PLHF: Prompt Optimization with Few-Shot Human Feedback
Chun-Pai Yang, Kan Zheng, Shou-De Lin
TL;DR
PLHF tackles prompt optimization for generative LLMs under the absence of a clear metric and limited labeled data. It introduces a duo-module design with Responder $R$ and Evaluator $E$ where $E$ mimics human judgments by learning prompts $P_E$ via a simple metric $L$, and $R$ is optimized with $E$ as the reward, producing updated prompts $P'_R$ and $P'_E$ in alternating rounds. The method achieves superior output quality across public datasets SGD, AES-ASAP, AES-2.0, and an industrial SQL-QA task, outperforming string-based graders and standard PO baselines. The approach reduces human labeling cost by requiring at most a linear number of human feedback calls in the training set, and demonstrates practical applicability of few-shot, RLHF-inspired prompting.
Abstract
Automatic prompt optimization frameworks are developed to obtain suitable prompts for large language models (LLMs) with respect to desired output quality metrics. Although existing approaches can handle conventional tasks such as fixed-solution question answering, defining the metric becomes complicated when the output quality cannot be easily assessed by comparisons with standard golden samples.
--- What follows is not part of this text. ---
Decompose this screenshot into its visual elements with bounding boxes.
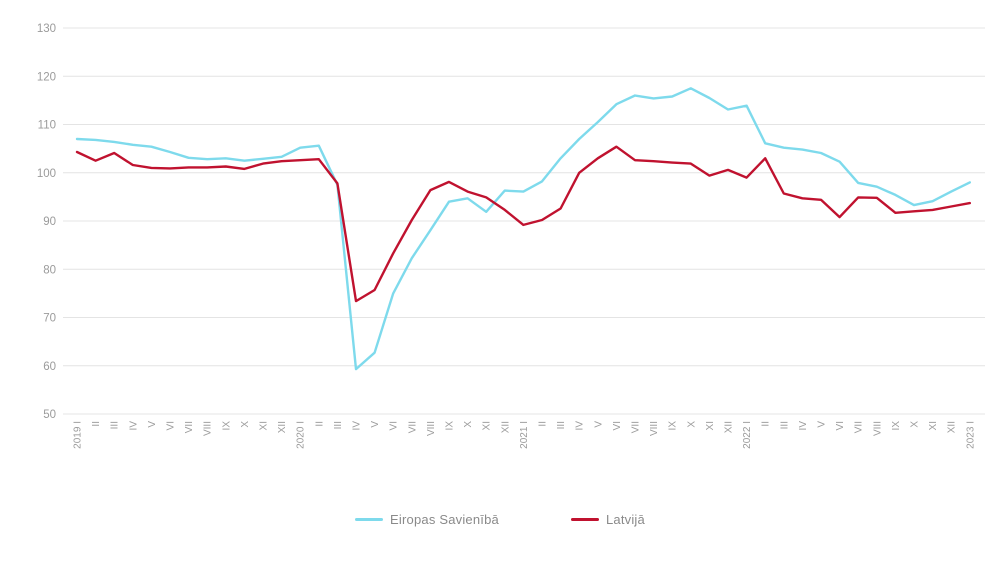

Consequently, optimizing the prompts effectively and efficiently without a clear metric becomes a critical challenge. To address the issue, we present PLHF (which stands for "P"rompt "L"earning with "H"uman "F"eedback), a few-shot prompt optimization framework inspired by the well-known RLHF technique. Different from naive strategies, PLHF employs a specific evaluator module acting as the metric to estimate the output quality. PLHF requires only a single round of human feedback to complete the entire prompt optimization process. Empirical results on both public and industrial datasets show that PLHF outperforms prior output grading strategies for LLM prompt optimizations.